Programming Languages (): TypeScript, Python, SQL, C++
Frontend and Desktop Development (): React, Next.js, Three.js, WebGPU, Electrobun, TanStack Start, Zustand
Backend and Infrastructure (): Bun, Hono, FastAPI, PostgreSQL, SQLite, Redis, AWS, Docker, Server-Sent Events
AI, ML, and Research (): PyTorch, LangChain, Manim, Gradio, GiNOT, Retrieval-Augmented Generation, Statistical Analysis

Projects

  • Robotics Tournament Management System

    A cross-platform desktop and local-network application for robotics competition operations, built with Bun, Electrobun, React, Hono, SQLite, TanStack Start, PostgreSQL, Server-Sent Events, and TinyBase.

    • Built a native single-executable desktop application with a 30 MB build size and about 200 MB runtime memory footprint for simple one-click deployment.
    • Implemented a LAN-based local HTTP server so operators on the same network can connect simultaneously without internet dependency.
    • Delivered real-time multi-user editing with Server-Sent Events and TinyBase for optimistic local state and sub-second client synchronization.
    • Designed core competition algorithms for scheduling, dynamic ranking computation, rule processing, and workflows across practice, qualification, and playoff phases.
  • StemFun: AI-powered text to code to video for Education

    An AI-powered system that generates Manim videos from theorem explanations using LangChain, FastAPI, AWS, Redis, Gradio, and Docker.

    • Developed TheoremExplainAgent to generate long-form Manim videos that visually explain mathematical theorems and identify potential reasoning flaws.
    • Designed and implemented a modular architecture for video planning, code generation with optional RAG integration, Manim rendering, and evaluation.
    • Integrated Large Language Models to translate theorem explanations into Manim code and built an evaluation suite to assess video quality.
  • Fast CFD --- 3D Building Editor & ML-Accelerated CFD Simulation for HVAC

    A 3D building editor and ML-accelerated CFD simulation platform for HVAC workflows using Three.js/WebGPU, Next.js 16, FastAPI, PyTorch, GiNOT, and Docker.

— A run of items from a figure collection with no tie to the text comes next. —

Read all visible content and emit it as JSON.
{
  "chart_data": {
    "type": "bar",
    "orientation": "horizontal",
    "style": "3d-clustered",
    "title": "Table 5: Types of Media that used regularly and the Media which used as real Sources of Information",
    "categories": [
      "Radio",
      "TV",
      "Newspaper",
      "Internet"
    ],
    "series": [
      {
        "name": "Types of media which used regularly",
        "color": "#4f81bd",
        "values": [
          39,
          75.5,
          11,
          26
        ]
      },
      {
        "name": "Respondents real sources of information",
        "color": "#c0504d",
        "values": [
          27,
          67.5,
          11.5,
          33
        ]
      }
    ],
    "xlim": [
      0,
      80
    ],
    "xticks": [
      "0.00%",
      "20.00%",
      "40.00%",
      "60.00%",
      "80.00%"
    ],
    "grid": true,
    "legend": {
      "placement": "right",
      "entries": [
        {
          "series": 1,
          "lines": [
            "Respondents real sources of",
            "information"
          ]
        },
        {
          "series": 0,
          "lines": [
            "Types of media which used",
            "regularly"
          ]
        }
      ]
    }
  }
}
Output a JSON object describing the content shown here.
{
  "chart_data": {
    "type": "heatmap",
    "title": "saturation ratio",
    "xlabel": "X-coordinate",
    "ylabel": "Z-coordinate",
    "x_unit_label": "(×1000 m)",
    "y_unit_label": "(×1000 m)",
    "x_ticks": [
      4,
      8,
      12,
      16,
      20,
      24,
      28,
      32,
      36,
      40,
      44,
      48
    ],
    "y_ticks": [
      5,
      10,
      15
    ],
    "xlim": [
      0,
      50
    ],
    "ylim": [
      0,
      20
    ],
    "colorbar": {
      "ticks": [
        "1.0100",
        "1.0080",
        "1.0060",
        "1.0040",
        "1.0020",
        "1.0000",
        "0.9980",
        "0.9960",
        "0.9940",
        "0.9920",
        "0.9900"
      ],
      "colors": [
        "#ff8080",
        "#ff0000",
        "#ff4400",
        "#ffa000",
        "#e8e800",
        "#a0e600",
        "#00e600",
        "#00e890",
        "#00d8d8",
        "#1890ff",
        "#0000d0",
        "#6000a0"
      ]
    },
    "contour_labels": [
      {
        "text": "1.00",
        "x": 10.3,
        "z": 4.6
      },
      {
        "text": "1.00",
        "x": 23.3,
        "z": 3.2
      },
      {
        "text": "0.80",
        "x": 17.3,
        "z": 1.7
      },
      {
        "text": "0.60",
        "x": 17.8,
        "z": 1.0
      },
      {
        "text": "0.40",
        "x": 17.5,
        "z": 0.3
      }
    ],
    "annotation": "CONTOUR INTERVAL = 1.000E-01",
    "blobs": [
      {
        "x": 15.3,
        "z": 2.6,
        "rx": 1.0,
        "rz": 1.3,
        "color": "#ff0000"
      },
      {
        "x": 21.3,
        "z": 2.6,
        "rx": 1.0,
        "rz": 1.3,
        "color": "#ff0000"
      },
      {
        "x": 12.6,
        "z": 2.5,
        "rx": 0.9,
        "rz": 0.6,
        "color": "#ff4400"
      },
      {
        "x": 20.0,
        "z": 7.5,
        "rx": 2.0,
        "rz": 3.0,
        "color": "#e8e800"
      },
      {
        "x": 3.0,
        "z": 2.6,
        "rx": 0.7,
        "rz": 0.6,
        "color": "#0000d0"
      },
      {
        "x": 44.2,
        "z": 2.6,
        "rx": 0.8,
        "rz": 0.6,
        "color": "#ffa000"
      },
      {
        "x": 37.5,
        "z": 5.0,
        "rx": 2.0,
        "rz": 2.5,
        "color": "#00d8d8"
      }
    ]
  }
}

    • Developed an interactive drag-and-drop 3D building editor using React 19, Three.js/WebGPU, and Next.js 16 for multi-story HVAC layouts with 8+ component types.
    • Built a FastAPI and PyTorch backend using the GiNOT architecture to replace traditional CFD solvers, achieving about 1,000x faster inference.
    • Implemented STL/OBJ parsing, point sampling, normalization, model caching, and Dockerized REST APIs for end-to-end mesh pipelines.
    • Architected a Turborepo monorepo with 4 packages, a dirty-node ECS rendering pipeline, 50-step undo/redo, CSG Boolean operations, and spatial-grid collision detection.
  • PRISM: A Multi-Dimensional Benchmark for Evaluating LLM Peer Reviewers

    A research benchmark for evaluating AI-generated peer reviews across quality metrics, conference datasets, and human-reviewer comparisons.

    • Developed a multi-dimensional benchmark to evaluate AI-generated peer reviews across 6 quality metrics, comparing 5 LLM baselines against human reviewers over 5 conference datasets.
    • Designed an evidence-grounded evaluation pipeline for novelty assessment, flaw identification, issue prioritization, and constructiveness using retrieval-based verification and statistical validation.
    • Performed Pearson correlation, Wilcoxon signed-rank, and Holm-Bonferroni analyses to show metric independence, quantify model-human gaps, and identify strengths of leading review-generation systems.